猛牛のささやきBACK NUMBER
オリ福田周平のメンタルは新人離れ。
「10がゴールとしたら、まだ2か3」
text by
米虫紀子Noriko Yonemushi
photograph byKyodo News
posted2018/08/10 10:30
'17年ドラフト3位でオリックスに入団したルーキーの福田。169cmと小柄ながらチーム1、2を争う俊足で、身体能力も高い。
ルーティンを確立してリラックス。
まず取り組んだのは、ルーティンを確立することだった。
「人間は感情があるからいい面もありますけど、野球においては、機械のように動いた方が結果が出る。だからルーティンが大事なんです」と福田は言う。
ベンチの中でヘルメットをかぶり、手袋をつけた瞬間に、「ここからはバッティングに集中する」というスイッチを入れる。
ネクストバッターズサークルでは、自分が打席に立っているとイメージしながら、投手のリリースポイントに集中しタイミングをはかる。そして自分の体の気になる部分をストレッチして、打席に入る、というのが福田の一連の流れだ。
「そういう一連のことができていたら、『あ、オレ、今リラックスできてるな、落ち着いてるな』という確認にもなります。

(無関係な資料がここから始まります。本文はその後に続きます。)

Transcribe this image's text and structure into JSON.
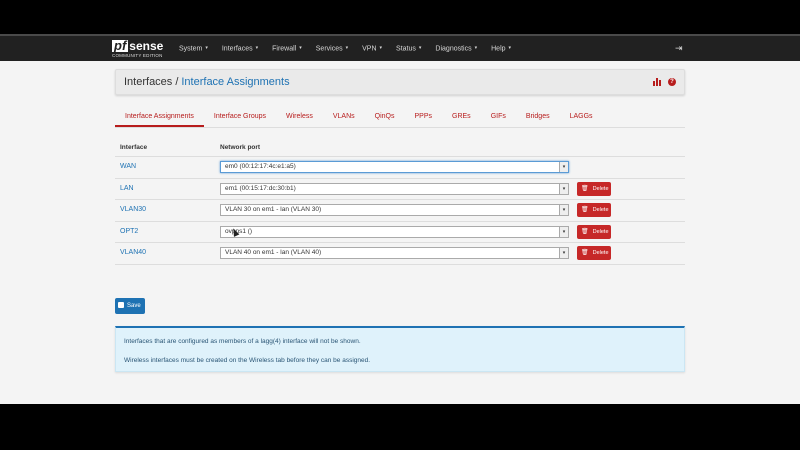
{
  "brand": {
    "logo_pf": "pf",
    "logo_sense": "sense",
    "edition": "COMMUNITY EDITION"
  },
  "nav": {
    "items": [
      "System",
      "Interfaces",
      "Firewall",
      "Services",
      "VPN",
      "Status",
      "Diagnostics",
      "Help"
    ],
    "caret": "▾",
    "logout_icon": "sign-out-icon"
  },
  "breadcrumb": {
    "parent": "Interfaces",
    "separator": "/",
    "current": "Interface Assignments"
  },
  "tabs": [
    {
      "label": "Interface Assignments",
      "active": true
    },
    {
      "label": "Interface Groups"
    },
    {
      "label": "Wireless"
    },
    {
      "label": "VLANs"
    },
    {
      "label": "QinQs"
    },
    {
      "label": "PPPs"
    },
    {
      "label": "GREs"
    },
    {
      "label": "GIFs"
    },
    {
      "label": "Bridges"
    },
    {
      "label": "LAGGs"
    }
  ],
  "table": {
    "headers": {
      "interface": "Interface",
      "network_port": "Network port"
    },
    "rows": [
      {
        "interface": "WAN",
        "port": "em0 (00:12:17:4c:e1:a5)",
        "deletable": false
      },
      {
        "interface": "LAN",
        "port": "em1 (00:15:17:dc:30:b1)",
        "deletable": true
      },
      {
        "interface": "VLAN30",
        "port": "VLAN 30 on em1 - lan (VLAN 30)",
        "deletable": true
      },
      {
        "interface": "OPT2",
        "port": "ovpns1 ()",
        "deletable": true
      },
      {
        "interface": "VLAN40",
        "port": "VLAN 40 on em1 - lan (VLAN 40)",
        "deletable": true
      }
    ],
    "delete_label": "Delete"
  },
  "save_label": "Save",
  "info": {
    "line1": "Interfaces that are configured as members of a lagg(4) interface will not be shown.",
    "line2": "Wireless interfaces must be created on the Wireless tab before they can be assigned."
  },
  "colors": {
    "navbar": "#212121",
    "accent_red": "#b71c1c",
    "link_blue": "#1e72b3",
    "info_bg": "#dff2fb"
  }
}
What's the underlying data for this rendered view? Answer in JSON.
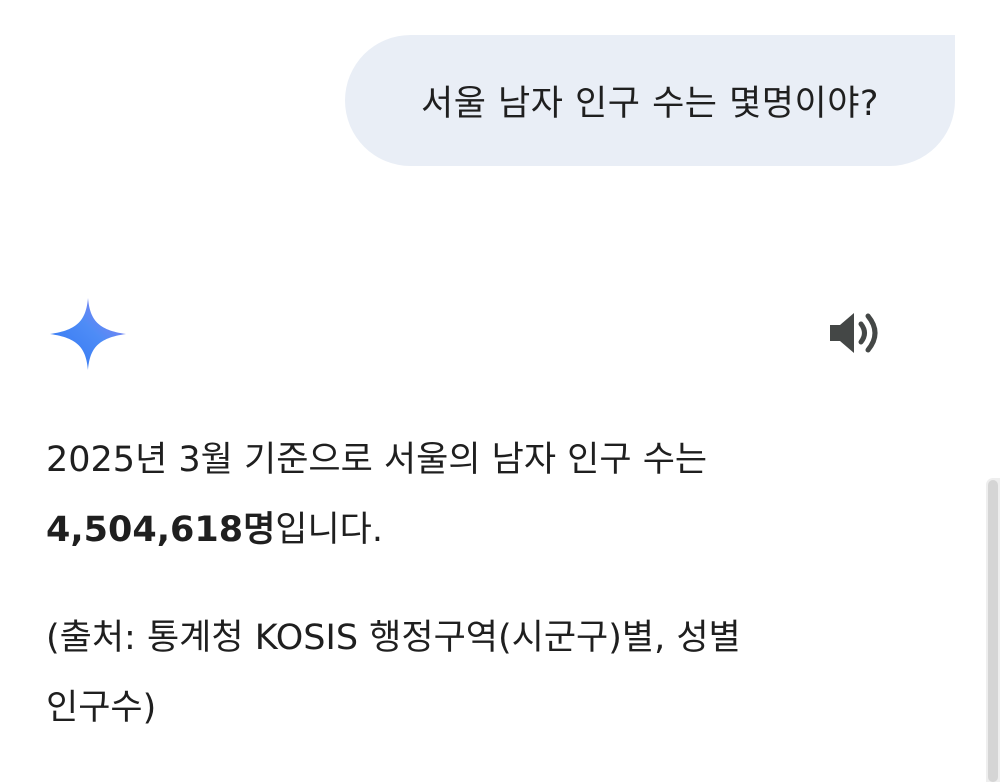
{
  "user_message": {
    "text": "서울 남자 인구 수는 몇명이야?"
  },
  "response": {
    "line1": "2025년 3월 기준으로 서울의 남자 인구 수는",
    "count_bold": "4,504,618명",
    "count_suffix": "입니다.",
    "source_line1": "(출처: 통계청 KOSIS 행정구역(시군구)별, 성별",
    "source_line2": "인구수)"
  },
  "icons": {
    "assistant": "gemini-spark-icon",
    "read_aloud": "speaker-icon"
  },
  "colors": {
    "bubble_bg": "#e9eef6",
    "text": "#1f1f1f",
    "icon_gray": "#444746",
    "spark_gradient": [
      "#4e8cf6",
      "#8a7ff0"
    ]
  }
}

もちろん試合前には投手の映像を見たりして、相手がどういう球を投げるのかをイメージし、それに対して、例えばこのコースはこう打とうとか、自分ができるプランをしっかり立てます。
あとは打席でそれを迷わず実行する、という流れです。その計画の中には、『ヒットを打つ』という項目はありません。そこはもう自分では操作できないですから」
重要視する出塁率も3割3分前後。
メンタルへの理解を深めている福田だが、「100%できているかというと全然できていない。まだまだ発展途上」だと言う。
オリックス入りした今年、キャンプは一軍で過ごしたが、オープン戦ではなかなか安打が出ず、開幕一軍入りを逃した。
「あの頃は、打ちたい打ちたいと結果を欲しがりすぎていました。ルーティンが全然できていなかった。計画を立てたとしても、舞い上がって、計画に対する迷いが出てしまい、だからスイングも迷っていました」
それでも、自らの状態に気づいて修正し、プロの環境にも慣れていくにつれて徐々にチャンスをものにし、一軍に定着。二塁手での先発出場の機会が増え、打率は2割6分2厘(8月7日時点)、福田が最もこだわる出塁率も3割3分前後を維持している。